Vesuvio Cafe, San Francisco
Located next to the City Lights bookstore, the Vesuvio was one of the Beat poets' favorite watering holes. It all began when Neal Cassady (the real life "Dean Moriarty" from Jack Kerouac's classic novel "On the Road") stopped by the Vesuvio Cafe in 1955 and told his friends about it. From then on, Jack Kerouac, Allen Ginsberg, Lawrence Ferlinghetti and co. became regular fixtures at the little North Beach bar. The cool thing about the Vesuvio is that it still attracts a fairly ecclectic crowd today so that visitors don't feel like they've walked into a tourist trap - when we were there, I noticed a group of women discussing a novel, a young man reading in a corner, and of course a few other Jack Kerouac enthusiasts from out of town. But you don't have to be a Beat poetry fan to enjoy this little place full of character - you only need to be in the mood for a good drink in a very special atmosphere!
Dress Code: Very casual
For those of you who are throwbacks to the beatnik era, you'll love this place - its history AND location.
The Vesuvio has been around since the early '50s, reknown as "the" Beat hangout. To this day it still attracts an off-color, artsy crowd. The ambience is cozy and eclectic, with small tables and hanging lamps and numerous framed photos, paintings, and other objets-de-art on the walls.
It's got two floors, with the second offering a nice balcony view overlooking the first floor as well as outside toward Jack Kerouac Alley. (You can't help but notice his mural-painted face looking back at you - try that after a few afternoon Campari's!)

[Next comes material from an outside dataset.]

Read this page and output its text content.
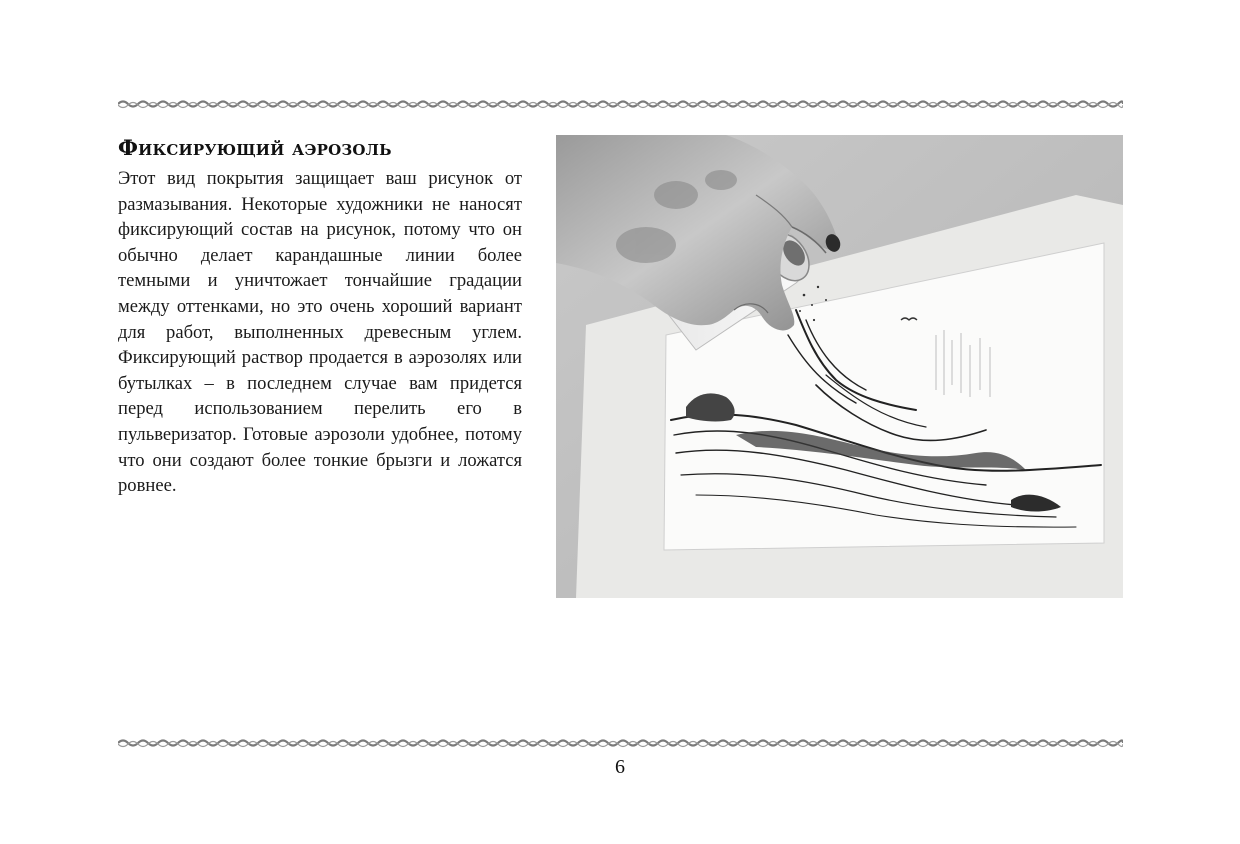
Фиксирующий аэрозоль

Этот вид покрытия защищает ваш рисунок от размазывания. Некоторые художники не наносят фиксирующий состав на рисунок, потому что он обычно делает карандашные линии более темными и уничтожает тончайшие градации между оттенками, но это очень хороший вариант для работ, выполненных древесным углем. Фиксирующий раствор продается в аэрозолях или бутылках – в последнем случае вам придется перед использованием перелить его в пульверизатор. Готовые аэрозоли удобнее, потому что они создают более тонкие брызги и ложатся ровнее.

6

The Vesuvio is known for having its night time personality, but I've only been there in the afternoons. It's a relaxing place to read (especially since it's right next to City Lights Bookstore), or catch up with a friend.
Dress Code: Are you kidding? Beat all the way, baby....
"This world-renowned San Francisco saloon located in North Beach just across from the infamous City Lights Bookstore, was first established in 1948 and remains an historical monument to jazz, poetry, art and the good life of the Beat Generation. Vesuvio attracts a diverse clientele: artists, chess players, cab drivers, seamen and business people, European visitors, off-duty exotic dancers and bon vivants from all walks of life."
the Vesuvio Cafe
Dress Code: uhmmm... not naked.
This old bar has some unique qualities such as a balcony with a great view of the bar and an atmosphere that encourages a great time out.
Dress Code: Smart Casual, make a bit of effort, you never know who you'll meet.
This is my idea of a perfect bar. Small enough to be comfy, but roomy enough to hold a funky crowd. Everyone is welcome now and they have been open 6 a.m. (yes, A.M.) until 2 a.m. every day of the year since 1948. The bartenders are friendly, they pull a fine pint, and the crowd is just as friendly. There is a small bar, a few tables, and a wall legnth seating area. Then there is a small upstairs area that looks down over the bar. You can even yell your order down to the bartender and they will bring your drinks to you.
Apparently Jack Kerouac once blew off an appointment with Henry Miller to spend the day here. I can see why.
Dress Code: come as you are.
When in San Francisco you should go down to the North Beach area and check out Vesuvio. It's a great bar with a cool atmosphere and friendly staff. Met lots of great people there (even a few Canadians!) and will definitely go back next time I'm in SF.
Vesuvio Caffe (picture courtesy of: www.vesuvio.com)
A Beatnik bar with lots of personality! This is where Jack Karouac and other Beat poets used to frequent!! Order a couple of beers from what they have on tap or a strong mixed drink and you're ready to have a great evening! There is a small upstairs area with tables and chairs. A very artsy place (It was a Beat poets' hangout after all).
Dress Code: Anything
To me Vesuvio is an archtypical San Francisco Nightlife spot.
First, it is located on Columbus Avenue, a street lined with bars and restaurants; which always been one of SF's strengths as a tourist destination: in which you can spend the whole night walking around on foot.
Secondly, the crowd. It is a mix of visitors/tourists and locals. Also something that is commonplace in SF; always having a good number of tourists.
Thirdly, the 'feel' inside the bar, with this I mean the decoration which is artsy and historical.
I went here on Monday night with two friends, one of whom lives in SF and had a great time. The only downside was they only seem to have one waitress for the tables. Not a problem for us since we stayed at the bar but I kept seeing people going to the bar to get more drinks.
Vesuvio was first opened in 1948 and has had an interesting history since then. It was a hangout for Jack Kerouac and other Beat writers and has stayed the course for over 50 years as a drinking destination for people from all walks of life. It's the best example of a chill bar and a place that never gets wild just for the hell of it. People are here to relax, talk, and think.